If you have recently purchased one of Apple’s new M1 or M2 Mac computers and are looking for a way to run Microsoft’s latest Windows 11 operating system. You will be pleased to know that the engineers over at VMware have released a tech preview of their Fusion software that allows you to run Windows 11 on Intel and Apple Silicon with 2D GFX and Networking.
The latest VMware Fusion release also brings with it improved the next support on M1 Macs as well as 3D Graphics HW Acceleration and OpenGL 4.3 in Linux VMs (Requires Linux 5.19+ & Mesa 22.1.3+), fast encryption and universal binary support as well as VMtools installation for Windows 11 GOS on M1.
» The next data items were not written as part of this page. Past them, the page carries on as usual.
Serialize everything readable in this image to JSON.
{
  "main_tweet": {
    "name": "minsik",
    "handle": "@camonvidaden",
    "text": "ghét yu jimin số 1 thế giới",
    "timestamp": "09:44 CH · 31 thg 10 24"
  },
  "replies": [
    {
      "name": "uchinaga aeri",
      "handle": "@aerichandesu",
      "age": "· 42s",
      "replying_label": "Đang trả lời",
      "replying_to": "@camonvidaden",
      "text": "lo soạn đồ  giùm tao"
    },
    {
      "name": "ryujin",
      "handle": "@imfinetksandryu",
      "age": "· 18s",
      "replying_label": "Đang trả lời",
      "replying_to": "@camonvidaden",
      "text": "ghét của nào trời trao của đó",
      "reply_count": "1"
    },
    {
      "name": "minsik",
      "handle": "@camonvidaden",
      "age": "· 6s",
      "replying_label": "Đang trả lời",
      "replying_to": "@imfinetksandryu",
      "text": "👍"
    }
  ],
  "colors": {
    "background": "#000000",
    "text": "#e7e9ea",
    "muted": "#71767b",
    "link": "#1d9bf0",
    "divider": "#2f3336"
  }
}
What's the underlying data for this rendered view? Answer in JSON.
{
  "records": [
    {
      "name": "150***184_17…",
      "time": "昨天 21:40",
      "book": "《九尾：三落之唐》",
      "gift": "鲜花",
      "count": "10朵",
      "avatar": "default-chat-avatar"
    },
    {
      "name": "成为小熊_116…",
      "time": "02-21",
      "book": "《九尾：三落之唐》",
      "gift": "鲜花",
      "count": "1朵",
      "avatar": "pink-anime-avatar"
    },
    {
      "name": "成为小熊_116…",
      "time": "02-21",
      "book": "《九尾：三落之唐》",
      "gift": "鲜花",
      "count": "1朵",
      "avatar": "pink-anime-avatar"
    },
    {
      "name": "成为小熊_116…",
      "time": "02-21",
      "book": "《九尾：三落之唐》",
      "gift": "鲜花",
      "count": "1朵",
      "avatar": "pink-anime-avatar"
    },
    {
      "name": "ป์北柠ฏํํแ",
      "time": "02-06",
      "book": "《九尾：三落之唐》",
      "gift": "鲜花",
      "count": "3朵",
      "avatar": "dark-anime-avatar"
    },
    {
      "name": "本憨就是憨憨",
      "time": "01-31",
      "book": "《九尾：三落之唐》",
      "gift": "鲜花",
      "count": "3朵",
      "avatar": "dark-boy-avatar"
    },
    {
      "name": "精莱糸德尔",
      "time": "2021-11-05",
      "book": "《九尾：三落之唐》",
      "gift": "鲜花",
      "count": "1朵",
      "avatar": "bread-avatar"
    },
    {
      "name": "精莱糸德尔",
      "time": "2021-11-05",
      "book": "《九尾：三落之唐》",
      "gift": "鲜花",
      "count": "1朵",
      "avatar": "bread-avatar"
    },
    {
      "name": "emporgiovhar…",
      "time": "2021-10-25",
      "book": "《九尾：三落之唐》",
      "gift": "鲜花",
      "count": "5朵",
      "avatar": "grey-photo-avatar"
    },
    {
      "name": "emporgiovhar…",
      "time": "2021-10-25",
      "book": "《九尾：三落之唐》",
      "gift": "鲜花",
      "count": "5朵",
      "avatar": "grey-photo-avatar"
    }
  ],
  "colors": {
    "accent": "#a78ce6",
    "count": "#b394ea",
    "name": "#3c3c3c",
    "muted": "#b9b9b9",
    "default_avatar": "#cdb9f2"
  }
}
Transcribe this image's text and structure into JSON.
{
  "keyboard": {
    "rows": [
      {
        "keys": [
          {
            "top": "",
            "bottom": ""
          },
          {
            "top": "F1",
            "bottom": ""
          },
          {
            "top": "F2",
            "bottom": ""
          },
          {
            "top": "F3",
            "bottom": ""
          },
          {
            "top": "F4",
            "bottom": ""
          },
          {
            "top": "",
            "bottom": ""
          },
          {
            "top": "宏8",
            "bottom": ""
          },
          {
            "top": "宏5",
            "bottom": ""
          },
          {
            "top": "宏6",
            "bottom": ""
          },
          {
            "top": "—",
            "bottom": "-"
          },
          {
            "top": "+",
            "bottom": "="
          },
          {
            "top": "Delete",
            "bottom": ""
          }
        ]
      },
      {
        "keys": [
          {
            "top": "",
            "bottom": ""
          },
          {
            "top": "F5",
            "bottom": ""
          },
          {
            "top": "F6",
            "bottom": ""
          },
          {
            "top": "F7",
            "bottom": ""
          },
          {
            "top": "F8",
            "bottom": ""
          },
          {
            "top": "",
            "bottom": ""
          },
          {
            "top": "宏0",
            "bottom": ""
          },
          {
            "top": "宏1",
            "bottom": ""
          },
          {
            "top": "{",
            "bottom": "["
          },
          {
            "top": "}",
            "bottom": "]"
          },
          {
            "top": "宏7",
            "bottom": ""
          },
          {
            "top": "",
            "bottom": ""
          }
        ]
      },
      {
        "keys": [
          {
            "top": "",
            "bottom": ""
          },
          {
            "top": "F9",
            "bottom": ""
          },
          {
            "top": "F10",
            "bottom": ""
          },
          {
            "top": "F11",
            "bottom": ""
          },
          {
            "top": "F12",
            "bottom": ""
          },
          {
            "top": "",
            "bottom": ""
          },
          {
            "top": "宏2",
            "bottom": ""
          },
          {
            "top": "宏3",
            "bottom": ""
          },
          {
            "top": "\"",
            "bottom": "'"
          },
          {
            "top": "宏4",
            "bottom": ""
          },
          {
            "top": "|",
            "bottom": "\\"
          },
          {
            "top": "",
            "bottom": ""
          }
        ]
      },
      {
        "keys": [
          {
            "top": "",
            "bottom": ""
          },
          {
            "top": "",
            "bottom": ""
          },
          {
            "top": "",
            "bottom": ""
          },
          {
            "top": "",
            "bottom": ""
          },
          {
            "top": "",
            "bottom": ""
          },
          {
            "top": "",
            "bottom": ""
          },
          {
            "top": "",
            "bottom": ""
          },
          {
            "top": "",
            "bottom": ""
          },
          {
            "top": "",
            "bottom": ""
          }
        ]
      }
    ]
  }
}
Windows 11 on Apple Silicon
“It’s here. While it is a little early, and things on Apple silicon don’t always behave like we’re used to on Intel, we’re thrilled to be able to share the work we’ve been doing to prepare support for Windows 11 virtual machines on Fusion, for both Intel and Apple silicon Macs. Many new enhancements and capabilities came together to bring Windows 11 to the Mac desktop with Fusion, and while they were designed with Windows 11 in mind, the tools can be used for other VMs as well.”
“In order to support Windows 11 requirements, a Trusted Platform Module is required. With this release, we have enhanced our Virtual TPM module by incorporating ‘Fast Encryption’, key auto-gen and key storage via Keychain with a TPM 2.0 virtual device profile that is compatible with Windows 11 system requirements. Of course, vTPM device can be added to any VM, but that VM must have either Full or Fast VM encryption enabled.”
“Working with the communities of various operating systems and open source open-source projects such as Mesa, Linux, as well as our own open-vm-tools, we’ve made many enhancements to the Linux on Apple silicon experience. Patches have been upstreamed to address a variety of kernel-related issues, as well as enhancements to the Mesa SVGA graphics driver to bring 3D hardware acceleration and OpenGL 4.3 + GLES 3.1 support to Linux VMs with Mesa 22.1.1 and later. (note: 3D and OpenGL 4.3 requires 5.19 kernel and Mesa 22.1.1 or greater).”